I can't think of any other dog toy that has the kind of name-recognition enjoyed by the Kong.
But... I believe it may soon be unseated by a new toy in town.
Shaped like a cup, the Toppl is a super-versatile latex-free rubber toy made by the Oregon-based company West Paw Design. Kongs tend to get food lodged in the small end, but the Toppl's open design make it possible for a dog to get out all of the food that is smushed inside -- a good work-to-eat toy should provide a bit of a challenge, but shouldn't stump a dog entirely! Finger-like nubbins springing out from its bottom make it a bit more challenging. A hole in the side give a useful secondary way for a dog to tackle the problem.
Because they're dishwasher safe, super sturdy, and usable with both wet and dry foods, we have a lot of clients who are feeding a majority of their dogs meals in these colorful toys.
Here are four of our favorite ways to serve up a meal in Toppl.
1. Stuff Wet Food In It
Choose your favorite canned food, raw food, or lightly cooked food (hola, Evermore!), and pack it into the Toppl -- it comes in two sizes, so pick whichever you think will best fit your pup's maw. I've also had success smushing in moistened dehydrated foods, like Stella & Chewy's patties. You can even go the extra mile and stuff the hole with something extra delicious like cream cheese, like our trainer Sandra Griffith does when she feeds her dogs (see photo). For an extra challenge, serve frozen. If it's not mealtime, you can of course also just fill it with any combo of dog-friendly treats. I recently made a dog student one filled a layer of canned pumpkin topped with a mixture of peanut butter and blue berries.
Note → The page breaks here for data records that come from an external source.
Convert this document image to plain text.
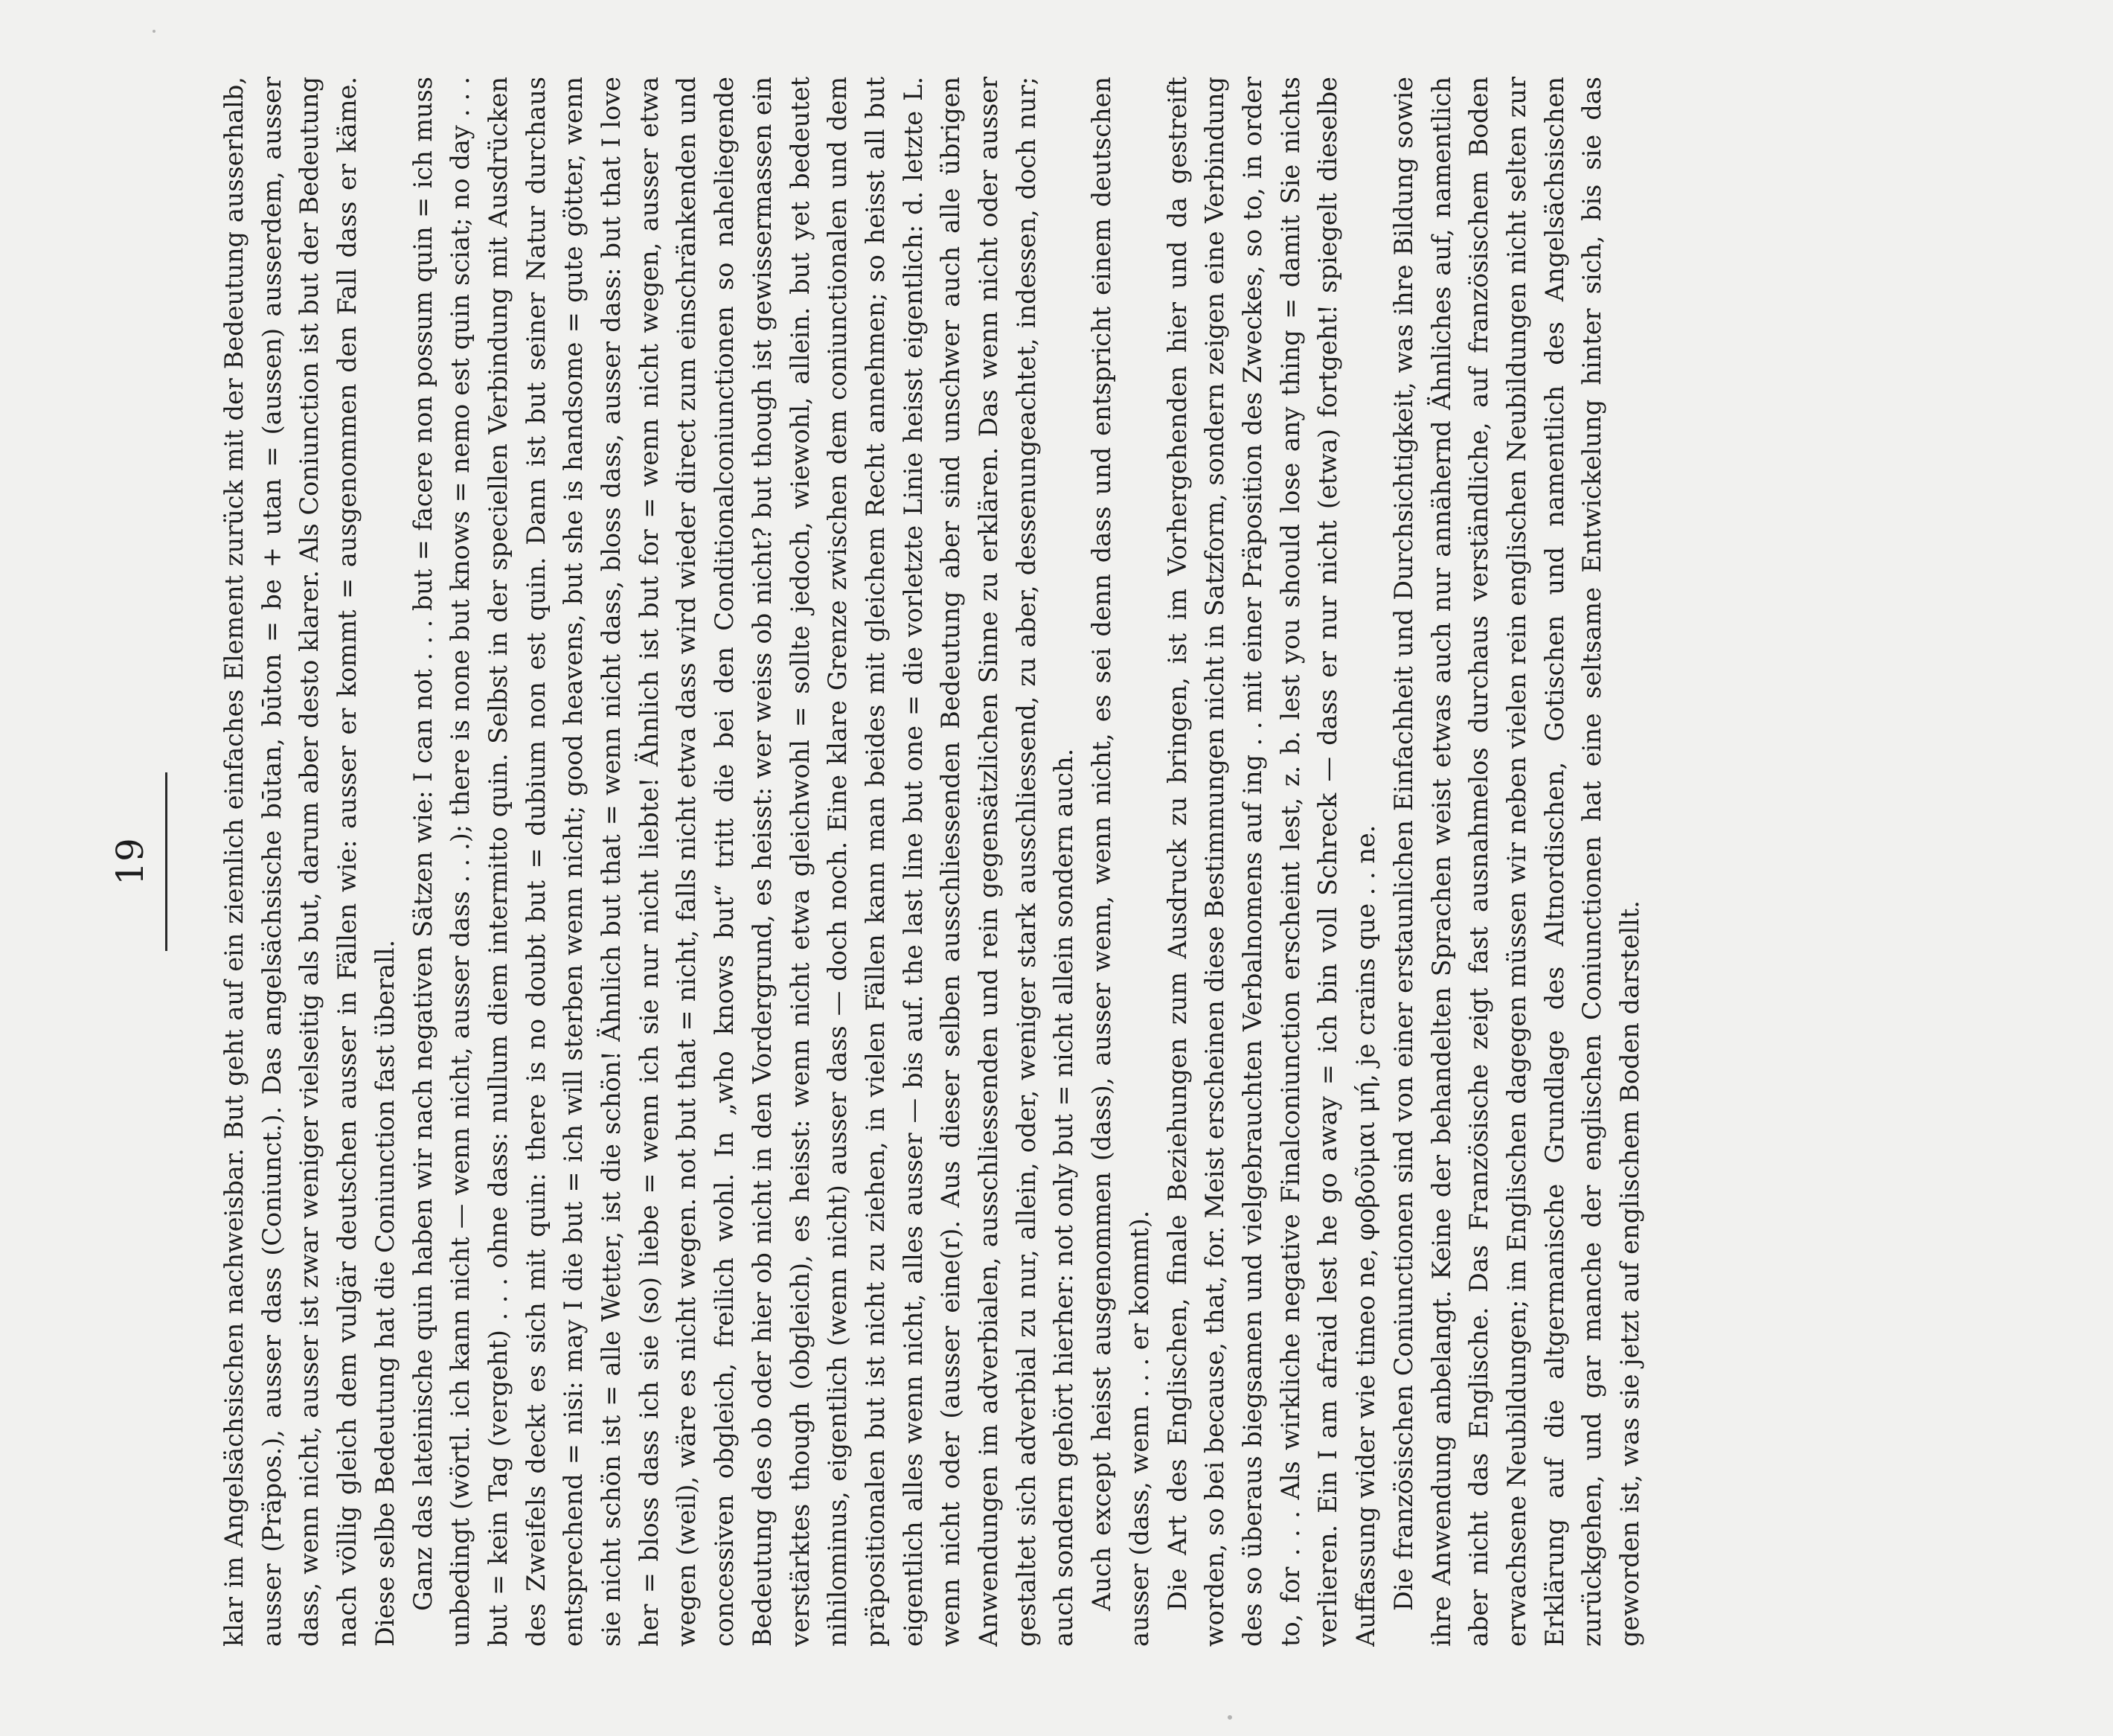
19	klar im Angelsächsischen nachweisbar. But geht auf ein ziemlich einfaches Element zurück mit der Bedeutung ausserhalb, ausser (Präpos.), ausser dass (Coniunct.). Das angelsächsische būtan, būton = be + utan = (aussen) ausserdem, ausser dass, wenn nicht, ausser ist zwar weniger vielseitig als but, darum aber desto klarer. Als Coniunction ist but der Bedeutung nach völlig gleich dem vulgär deutschen ausser in Fällen wie: ausser er kommt = ausgenommen den Fall dass er käme. Diese selbe Bedeutung hat die Coniunction fast überall. Ganz das lateinische quin haben wir nach negativen Sätzen wie: I can not . . . but = facere non possum quin = ich muss unbedingt (wörtl. ich kann nicht — wenn nicht, ausser dass . . .); there is none but knows = nemo est quin sciat; no day . . . but = kein Tag (vergeht) . . . ohne dass: nullum diem intermitto quin. Selbst in der speciellen Verbindung mit Ausdrücken des Zweifels deckt es sich mit quin: there is no doubt but = dubium non est quin. Dann ist but seiner Natur durchaus entsprechend = nisi: may I die but = ich will sterben wenn nicht; good heavens, but she is handsome = gute götter, wenn sie nicht schön ist = alle Wetter, ist die schön! Ähnlich but that = wenn nicht dass, bloss dass, ausser dass: but that I love her = bloss dass ich sie (so) liebe = wenn ich sie nur nicht liebte! Ähnlich ist but for = wenn nicht wegen, ausser etwa wegen (weil), wäre es nicht wegen. not but that = nicht, falls nicht etwa dass wird wieder direct zum einschränkenden und concessiven obgleich, freilich wohl. In „who knows but“ tritt die bei den Conditionalconiunctionen so naheliegende Bedeutung des ob oder hier ob nicht in den Vordergrund, es heisst: wer weiss ob nicht? but though ist gewissermassen ein verstärktes though (obgleich), es heisst: wenn nicht etwa gleichwohl = sollte jedoch, wiewohl, allein. but yet bedeutet nihilominus, eigentlich (wenn nicht) ausser dass — doch noch. Eine klare Grenze zwischen dem coniunctionalen und dem präpositionalen but ist nicht zu ziehen, in vielen Fällen kann man beides mit gleichem Recht annehmen; so heisst all but eigentlich alles wenn nicht, alles ausser — bis auf. the last line but one = die vorletzte Linie heisst eigentlich: d. letzte L. wenn nicht oder (ausser eine(r). Aus dieser selben ausschliessenden Bedeutung aber sind unschwer auch alle übrigen Anwendungen im adverbialen, ausschliessenden und rein gegensätzlichen Sinne zu erklären. Das wenn nicht oder ausser gestaltet sich adverbial zu nur, allein, oder, weniger stark ausschliessend, zu aber, dessenungeachtet, indessen, doch nur; auch sondern gehört hierher: not only but = nicht allein sondern auch. Auch except heisst ausgenommen (dass), ausser wenn, wenn nicht, es sei denn dass und entspricht einem deutschen ausser (dass, wenn . . . er kommt). Die Art des Englischen, finale Beziehungen zum Ausdruck zu bringen, ist im Vorhergehenden hier und da gestreift worden, so bei because, that, for. Meist erscheinen diese Bestimmungen nicht in Satzform, sondern zeigen eine Verbindung des so überaus biegsamen und vielgebrauchten Verbalnomens auf ing . . mit einer Präposition des Zweckes, so to, in order to, for . . . Als wirkliche negative Finalconiunction erscheint lest, z. b. lest you should lose any thing = damit Sie nichts verlieren. Ein I am afraid lest he go away = ich bin voll Schreck — dass er nur nicht (etwa) fortgeht! spiegelt dieselbe Auffassung wider wie timeo ne, φοβοῦμαι μή, je crains que . . ne. Die französischen Coniunctionen sind von einer erstaunlichen Einfachheit und Durchsichtigkeit, was ihre Bildung sowie ihre Anwendung anbelangt. Keine der behandelten Sprachen weist etwas auch nur annähernd Ähnliches auf, namentlich aber nicht das Englische. Das Französische zeigt fast ausnahmelos durchaus verständliche, auf französischem Boden erwachsene Neubildungen; im Englischen dagegen müssen wir neben vielen rein englischen Neubildungen nicht selten zur Erklärung auf die altgermanische Grundlage des Altnordischen, Gotischen und namentlich des Angelsächsischen zurückgehen, und gar manche der englischen Coniunctionen hat eine seltsame Entwickelung hinter sich, bis sie das geworden ist, was sie jetzt auf englischem Boden darstellt.
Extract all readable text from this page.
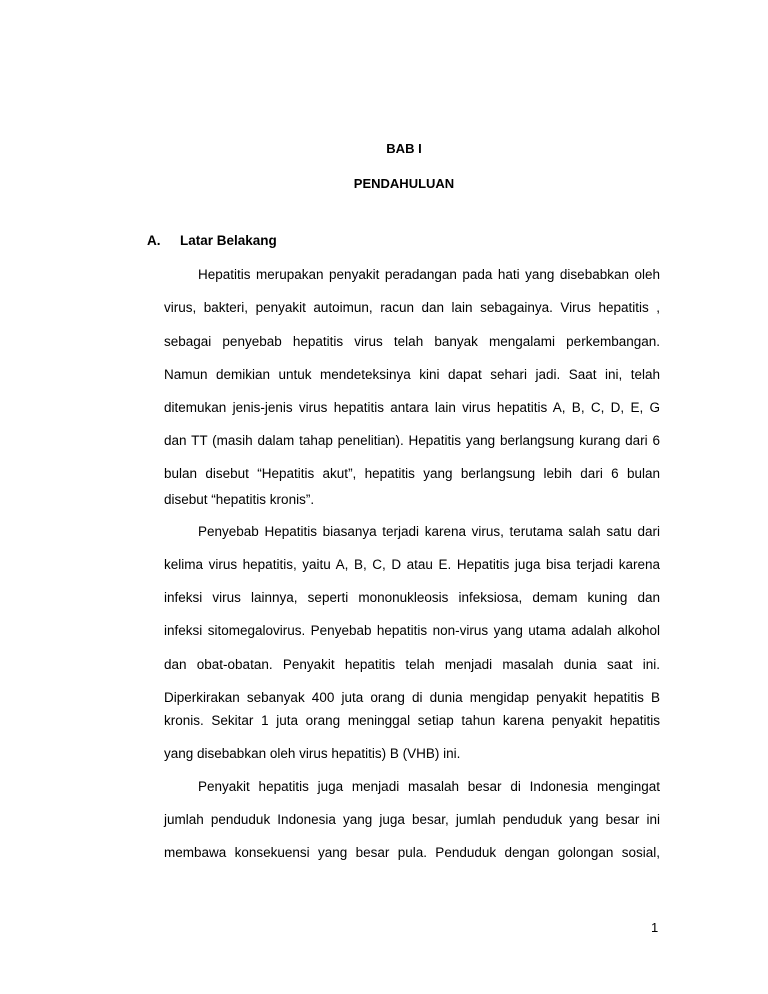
BAB I
PENDAHULUAN
A. Latar Belakang
Hepatitis merupakan penyakit peradangan pada hati yang disebabkan oleh
virus, bakteri, penyakit autoimun, racun dan lain sebagainya. Virus hepatitis ,
sebagai penyebab hepatitis virus telah banyak mengalami perkembangan.
Namun demikian untuk mendeteksinya kini dapat sehari jadi. Saat ini, telah
ditemukan jenis-jenis virus hepatitis antara lain virus hepatitis A, B, C, D, E, G
dan TT (masih dalam tahap penelitian). Hepatitis yang berlangsung kurang dari 6
bulan disebut “Hepatitis akut”, hepatitis yang berlangsung lebih dari 6 bulan
disebut “hepatitis kronis”.
Penyebab Hepatitis biasanya terjadi karena virus, terutama salah satu dari
kelima virus hepatitis, yaitu A, B, C, D atau E. Hepatitis juga bisa terjadi karena
infeksi virus lainnya, seperti mononukleosis infeksiosa, demam kuning dan
infeksi sitomegalovirus. Penyebab hepatitis non-virus yang utama adalah alkohol
dan obat-obatan. Penyakit hepatitis telah menjadi masalah dunia saat ini.
Diperkirakan sebanyak 400 juta orang di dunia mengidap penyakit hepatitis B
kronis. Sekitar 1 juta orang meninggal setiap tahun karena penyakit hepatitis
yang disebabkan oleh virus hepatitis) B (VHB) ini.
Penyakit hepatitis juga menjadi masalah besar di Indonesia mengingat
jumlah penduduk Indonesia yang juga besar, jumlah penduduk yang besar ini
membawa konsekuensi yang besar pula. Penduduk dengan golongan sosial,
1
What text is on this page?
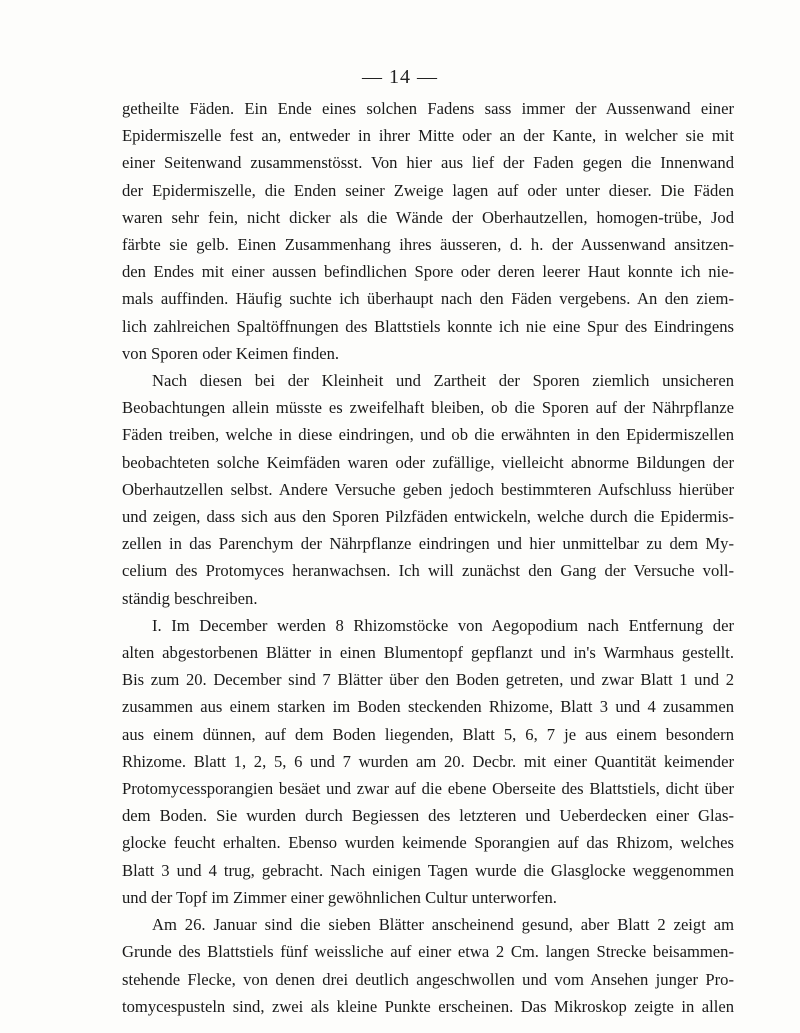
— 14 —
getheilte Fäden. Ein Ende eines solchen Fadens sass immer der Aussenwand einer
Epidermiszelle fest an, entweder in ihrer Mitte oder an der Kante, in welcher sie mit
einer Seitenwand zusammenstösst. Von hier aus lief der Faden gegen die Innenwand
der Epidermiszelle, die Enden seiner Zweige lagen auf oder unter dieser. Die Fäden
waren sehr fein, nicht dicker als die Wände der Oberhautzellen, homogen-trübe, Jod
färbte sie gelb. Einen Zusammenhang ihres äusseren, d. h. der Aussenwand ansitzen-
den Endes mit einer aussen befindlichen Spore oder deren leerer Haut konnte ich nie-
mals auffinden. Häufig suchte ich überhaupt nach den Fäden vergebens. An den ziem-
lich zahlreichen Spaltöffnungen des Blattstiels konnte ich nie eine Spur des Eindringens
von Sporen oder Keimen finden.
Nach diesen bei der Kleinheit und Zartheit der Sporen ziemlich unsicheren
Beobachtungen allein müsste es zweifelhaft bleiben, ob die Sporen auf der Nährpflanze
Fäden treiben, welche in diese eindringen, und ob die erwähnten in den Epidermiszellen
beobachteten solche Keimfäden waren oder zufällige, vielleicht abnorme Bildungen der
Oberhautzellen selbst. Andere Versuche geben jedoch bestimmteren Aufschluss hierüber
und zeigen, dass sich aus den Sporen Pilzfäden entwickeln, welche durch die Epidermis-
zellen in das Parenchym der Nährpflanze eindringen und hier unmittelbar zu dem My-
celium des Protomyces heranwachsen. Ich will zunächst den Gang der Versuche voll-
ständig beschreiben.
I. Im December werden 8 Rhizomstöcke von Aegopodium nach Entfernung der
alten abgestorbenen Blätter in einen Blumentopf gepflanzt und in's Warmhaus gestellt.
Bis zum 20. December sind 7 Blätter über den Boden getreten, und zwar Blatt 1 und 2
zusammen aus einem starken im Boden steckenden Rhizome, Blatt 3 und 4 zusammen
aus einem dünnen, auf dem Boden liegenden, Blatt 5, 6, 7 je aus einem besondern
Rhizome. Blatt 1, 2, 5, 6 und 7 wurden am 20. Decbr. mit einer Quantität keimender
Protomycessporangien besäet und zwar auf die ebene Oberseite des Blattstiels, dicht über
dem Boden. Sie wurden durch Begiessen des letzteren und Ueberdecken einer Glas-
glocke feucht erhalten. Ebenso wurden keimende Sporangien auf das Rhizom, welches
Blatt 3 und 4 trug, gebracht. Nach einigen Tagen wurde die Glasglocke weggenommen
und der Topf im Zimmer einer gewöhnlichen Cultur unterworfen.
Am 26. Januar sind die sieben Blätter anscheinend gesund, aber Blatt 2 zeigt am
Grunde des Blattstiels fünf weissliche auf einer etwa 2 Cm. langen Strecke beisammen-
stehende Flecke, von denen drei deutlich angeschwollen und vom Ansehen junger Pro-
tomycespusteln sind, zwei als kleine Punkte erscheinen. Das Mikroskop zeigte in allen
Delish!
2. Freeze Dry Food In It
If you're dog is a dry food eater, use some cream cheese or peanut butter to plug-up the hole on the side, and then freeze the empty Toppl. Once a nice seal has formed, set the Toppl in a wide cup or a bowl to keep it steady (and to contain and leakage), and fill it with dry food. Then pour in either water or broth, and freeze. Alternatively you can plug the whole with an appropriately-sized baby carrot, or with an actual cork -- just make sure to remove the latter before mealtime.
3. Put Two Together
The Toppl comes in two sizes, and they fit together neatly. Fill the big Toppl with dry food, and then push the small Toppl onto it until they stick together. The result is a toy your dog will bang and roll around the floor until the food come out of the two holes. The fact that it's rubber means that your neighbors won't hate you.
4. Make It A Bully Stick Holder
The hole in the side of the Toppl is the perfect size for a bully stick. After all, bully sticks were DESIGNED to go into holes, amirite? Inside, the little rubber stalagmites sprouting from the Toppl hold it place. Gilby Kriss, one of our best non-human friends, loves this usage of the Toppl, because its hard to hold your own bully stick when you don't have hands. I'm not sure if the people at West Paw thought of this usage for this toy in particular -- they make a toy called the Qwizl that is designed especially to hold a bully stick. Gilby, you should tell them about your invention!
You can make this adaptation a little more rewarding by stuffing food into the Toppl AND sticking in bully stick into the hole. Or, you can put a small and a large Toppl together and then stick the stick from one hole through the other. Amos demonstrates.